The population of Newtown seems to swell significantly at this time each year

with the steady return of young men and women from colleges and private

schools around the country. John McCarthy, son of Mr and Mrs John T. McCarthy

of Main Street, just out of the hospital after an appendectomy, had not

returned to his classes at Cheshire Academy when the Christmas season began.

Some early arrivals included Mary Cullens, daughter of the Rev and Mrs Paul A.

Cullens, home from Dana Hall, and Gloria Rasmussen of the Dodgingtown

district, home from Larson College.

Alice Van den Broeck, French actress, and Valentin Parera, husband of the late

Grace Moore and former resident of Newtown, were married were married Saturday

at the Redding home of Milton Diamond, a lawyer. The bride met Miss Moore and

Mr Parera on the French Riviera in 1946 and had become a protege of Miss

Moore, appearing in many French movies. Mr Parera has been a Broadway producer

and Spanish actor. The Pareras, both of whom have been married twice, plan to

motor to California for their honeymoon. Miss Moore, the famed soprano who

with her husband owned Far Away Acres on Bradley Lane in Sandy Hook for more

than 10 years, was killed in a plane crash in Denmark while on tour in January

1947.

The first selectman's office reported that the storm on December 19 which

brought an estimated nine inches of light snow required 27 hours of work by

the town road crews to clean up from start to finish. A total of 221 man hours

were required to plow the snow, widen the roads after it stopped snowing, then

sand the roads. The cost to the town was $703.47, which included $295.47 in

wages, and most of the rest in contracted services including two bulldozers,

an extra truck and three farm tractors used for plowing.
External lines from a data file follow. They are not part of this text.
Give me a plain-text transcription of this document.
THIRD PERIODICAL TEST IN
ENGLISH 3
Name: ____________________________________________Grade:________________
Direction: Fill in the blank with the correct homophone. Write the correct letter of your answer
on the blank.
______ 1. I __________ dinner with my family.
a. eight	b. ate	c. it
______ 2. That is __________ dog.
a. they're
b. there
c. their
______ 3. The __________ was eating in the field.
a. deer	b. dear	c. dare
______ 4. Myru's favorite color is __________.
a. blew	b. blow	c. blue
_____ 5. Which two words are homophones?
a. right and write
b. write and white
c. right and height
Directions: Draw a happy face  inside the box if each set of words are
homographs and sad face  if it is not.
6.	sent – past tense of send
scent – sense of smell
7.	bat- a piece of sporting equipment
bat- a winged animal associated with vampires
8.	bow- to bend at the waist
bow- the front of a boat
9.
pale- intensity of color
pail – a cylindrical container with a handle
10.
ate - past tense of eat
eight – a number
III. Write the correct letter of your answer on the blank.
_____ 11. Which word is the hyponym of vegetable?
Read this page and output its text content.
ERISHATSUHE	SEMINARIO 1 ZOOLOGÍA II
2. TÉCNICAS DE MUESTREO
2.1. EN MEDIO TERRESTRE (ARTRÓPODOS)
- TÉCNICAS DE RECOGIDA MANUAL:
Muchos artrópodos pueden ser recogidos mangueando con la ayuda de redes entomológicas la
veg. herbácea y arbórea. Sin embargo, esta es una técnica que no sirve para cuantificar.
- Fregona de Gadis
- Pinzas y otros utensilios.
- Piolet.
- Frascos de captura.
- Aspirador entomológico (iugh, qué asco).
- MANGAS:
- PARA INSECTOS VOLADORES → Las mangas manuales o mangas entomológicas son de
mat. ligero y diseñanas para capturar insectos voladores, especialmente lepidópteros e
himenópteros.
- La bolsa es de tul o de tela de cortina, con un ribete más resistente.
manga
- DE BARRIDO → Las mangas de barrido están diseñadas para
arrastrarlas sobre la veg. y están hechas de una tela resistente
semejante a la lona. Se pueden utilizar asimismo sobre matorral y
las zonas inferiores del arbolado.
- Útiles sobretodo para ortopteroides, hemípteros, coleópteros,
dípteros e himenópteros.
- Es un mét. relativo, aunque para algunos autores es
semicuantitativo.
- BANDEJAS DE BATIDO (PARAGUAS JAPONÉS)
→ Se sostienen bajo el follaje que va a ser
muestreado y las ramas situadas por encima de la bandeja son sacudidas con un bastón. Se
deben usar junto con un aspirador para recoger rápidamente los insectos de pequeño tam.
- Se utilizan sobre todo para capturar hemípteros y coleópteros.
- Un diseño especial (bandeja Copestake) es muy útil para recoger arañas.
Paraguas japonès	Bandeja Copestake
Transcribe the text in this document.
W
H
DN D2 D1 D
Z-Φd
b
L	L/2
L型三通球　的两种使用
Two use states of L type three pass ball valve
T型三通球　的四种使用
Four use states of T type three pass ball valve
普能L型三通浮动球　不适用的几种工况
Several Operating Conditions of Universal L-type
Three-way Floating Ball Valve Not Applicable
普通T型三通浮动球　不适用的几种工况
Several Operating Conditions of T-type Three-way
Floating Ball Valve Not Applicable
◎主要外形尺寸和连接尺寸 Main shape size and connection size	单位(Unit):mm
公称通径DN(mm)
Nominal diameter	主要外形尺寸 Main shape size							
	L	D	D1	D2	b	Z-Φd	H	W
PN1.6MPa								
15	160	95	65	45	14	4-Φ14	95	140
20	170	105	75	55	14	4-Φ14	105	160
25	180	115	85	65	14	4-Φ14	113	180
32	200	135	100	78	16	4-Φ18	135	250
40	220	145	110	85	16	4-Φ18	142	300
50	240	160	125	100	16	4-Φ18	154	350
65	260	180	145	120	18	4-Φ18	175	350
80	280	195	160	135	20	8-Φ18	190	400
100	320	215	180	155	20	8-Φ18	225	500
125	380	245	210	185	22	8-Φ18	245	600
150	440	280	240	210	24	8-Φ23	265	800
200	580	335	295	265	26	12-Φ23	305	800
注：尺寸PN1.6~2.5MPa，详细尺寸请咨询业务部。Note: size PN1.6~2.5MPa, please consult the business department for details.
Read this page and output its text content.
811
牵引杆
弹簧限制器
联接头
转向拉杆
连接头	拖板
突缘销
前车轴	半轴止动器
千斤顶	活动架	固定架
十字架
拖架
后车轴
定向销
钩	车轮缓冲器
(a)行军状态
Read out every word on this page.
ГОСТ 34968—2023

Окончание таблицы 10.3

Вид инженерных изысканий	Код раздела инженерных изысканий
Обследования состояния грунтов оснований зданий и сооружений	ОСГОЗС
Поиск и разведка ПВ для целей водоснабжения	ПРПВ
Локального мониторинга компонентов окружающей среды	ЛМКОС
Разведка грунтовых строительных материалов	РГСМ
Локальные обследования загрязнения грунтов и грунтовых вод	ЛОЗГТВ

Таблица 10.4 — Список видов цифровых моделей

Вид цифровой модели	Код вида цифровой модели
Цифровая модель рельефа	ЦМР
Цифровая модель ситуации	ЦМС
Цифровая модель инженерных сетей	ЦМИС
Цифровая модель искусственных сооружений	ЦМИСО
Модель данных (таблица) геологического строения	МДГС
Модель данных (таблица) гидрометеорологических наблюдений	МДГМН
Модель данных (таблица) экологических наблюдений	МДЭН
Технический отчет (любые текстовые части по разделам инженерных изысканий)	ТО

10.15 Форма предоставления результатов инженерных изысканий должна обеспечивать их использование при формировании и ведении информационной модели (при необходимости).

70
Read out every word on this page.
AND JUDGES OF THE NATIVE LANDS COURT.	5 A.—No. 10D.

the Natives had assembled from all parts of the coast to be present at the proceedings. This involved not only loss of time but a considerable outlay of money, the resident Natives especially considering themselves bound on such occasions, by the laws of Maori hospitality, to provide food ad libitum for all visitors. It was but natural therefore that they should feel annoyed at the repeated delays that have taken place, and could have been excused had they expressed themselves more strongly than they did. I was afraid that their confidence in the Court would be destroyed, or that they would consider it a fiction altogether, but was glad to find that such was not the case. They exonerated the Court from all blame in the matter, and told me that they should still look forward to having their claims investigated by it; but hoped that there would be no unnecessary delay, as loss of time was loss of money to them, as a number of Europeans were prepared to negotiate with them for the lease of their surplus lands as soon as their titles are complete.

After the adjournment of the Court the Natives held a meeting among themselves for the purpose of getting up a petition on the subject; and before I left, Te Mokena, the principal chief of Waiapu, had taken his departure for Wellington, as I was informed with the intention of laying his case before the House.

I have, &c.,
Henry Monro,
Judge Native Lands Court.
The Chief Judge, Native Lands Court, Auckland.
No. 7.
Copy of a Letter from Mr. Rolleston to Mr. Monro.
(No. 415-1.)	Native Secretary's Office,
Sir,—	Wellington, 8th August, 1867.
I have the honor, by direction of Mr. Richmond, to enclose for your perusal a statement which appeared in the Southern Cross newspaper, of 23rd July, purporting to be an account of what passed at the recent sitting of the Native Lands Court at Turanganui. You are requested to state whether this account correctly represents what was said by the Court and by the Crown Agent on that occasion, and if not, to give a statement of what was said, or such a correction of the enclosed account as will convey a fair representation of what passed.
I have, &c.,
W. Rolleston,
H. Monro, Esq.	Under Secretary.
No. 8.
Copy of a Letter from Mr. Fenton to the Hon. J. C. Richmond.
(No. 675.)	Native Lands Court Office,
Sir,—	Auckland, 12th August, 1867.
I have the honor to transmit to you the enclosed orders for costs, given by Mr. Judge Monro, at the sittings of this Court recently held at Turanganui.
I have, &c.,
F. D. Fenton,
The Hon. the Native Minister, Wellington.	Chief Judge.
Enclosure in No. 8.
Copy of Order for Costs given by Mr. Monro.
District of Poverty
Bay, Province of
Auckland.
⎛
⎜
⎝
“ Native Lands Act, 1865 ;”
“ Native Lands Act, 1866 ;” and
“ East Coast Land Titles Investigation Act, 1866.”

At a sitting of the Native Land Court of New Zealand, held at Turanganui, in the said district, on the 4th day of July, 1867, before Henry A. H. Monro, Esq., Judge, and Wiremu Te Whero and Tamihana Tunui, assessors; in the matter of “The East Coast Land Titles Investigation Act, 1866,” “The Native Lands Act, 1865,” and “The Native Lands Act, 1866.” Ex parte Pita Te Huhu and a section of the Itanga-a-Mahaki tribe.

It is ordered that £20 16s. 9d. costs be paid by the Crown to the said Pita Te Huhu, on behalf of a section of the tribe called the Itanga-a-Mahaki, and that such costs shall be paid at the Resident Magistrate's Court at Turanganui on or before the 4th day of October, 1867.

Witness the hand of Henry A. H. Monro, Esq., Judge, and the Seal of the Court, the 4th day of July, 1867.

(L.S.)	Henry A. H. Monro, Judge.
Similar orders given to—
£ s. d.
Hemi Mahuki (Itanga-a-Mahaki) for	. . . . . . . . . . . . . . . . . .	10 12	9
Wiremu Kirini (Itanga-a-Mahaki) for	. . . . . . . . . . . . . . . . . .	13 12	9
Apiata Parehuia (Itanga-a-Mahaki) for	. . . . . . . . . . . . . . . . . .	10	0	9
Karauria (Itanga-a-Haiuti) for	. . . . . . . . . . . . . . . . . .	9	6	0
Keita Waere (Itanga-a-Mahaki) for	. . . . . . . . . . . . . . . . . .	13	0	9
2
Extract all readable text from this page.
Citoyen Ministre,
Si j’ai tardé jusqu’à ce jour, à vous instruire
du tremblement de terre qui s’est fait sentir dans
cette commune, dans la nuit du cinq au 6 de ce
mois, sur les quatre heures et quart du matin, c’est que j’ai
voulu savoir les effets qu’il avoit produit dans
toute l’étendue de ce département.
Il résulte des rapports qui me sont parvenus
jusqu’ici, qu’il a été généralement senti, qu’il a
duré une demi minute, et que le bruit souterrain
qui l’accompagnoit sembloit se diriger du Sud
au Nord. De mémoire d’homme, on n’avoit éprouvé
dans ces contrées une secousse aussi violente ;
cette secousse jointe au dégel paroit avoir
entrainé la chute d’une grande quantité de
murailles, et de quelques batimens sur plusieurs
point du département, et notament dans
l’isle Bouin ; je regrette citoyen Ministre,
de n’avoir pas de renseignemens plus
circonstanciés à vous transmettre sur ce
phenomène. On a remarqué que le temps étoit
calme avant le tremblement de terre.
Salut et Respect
An event occurred in Newtown last Thursday evening which, if the acclaim of

the townspeople is a fair indication, might well be repeated from time to time

in the future. It was the winter concert presented by the Hawley chorus in the

Edmond Town Hall theater, the first such appearance of the group. Conducted by

William Jones, music supervisor in the Newtown schools, the chorus is

comprised of 100 voices. It was formed by Mr Jones last February to stimulate

interest in music at the high school.

Friends of Judge Paul V. Cavanaugh will be pleased to know that he is steadily

improving at St Vincent's Hospital in Bridgeport where he was taken on

December 18 after suffering a heart attack. It is expected that he will be in

the hospital for about another two weeks.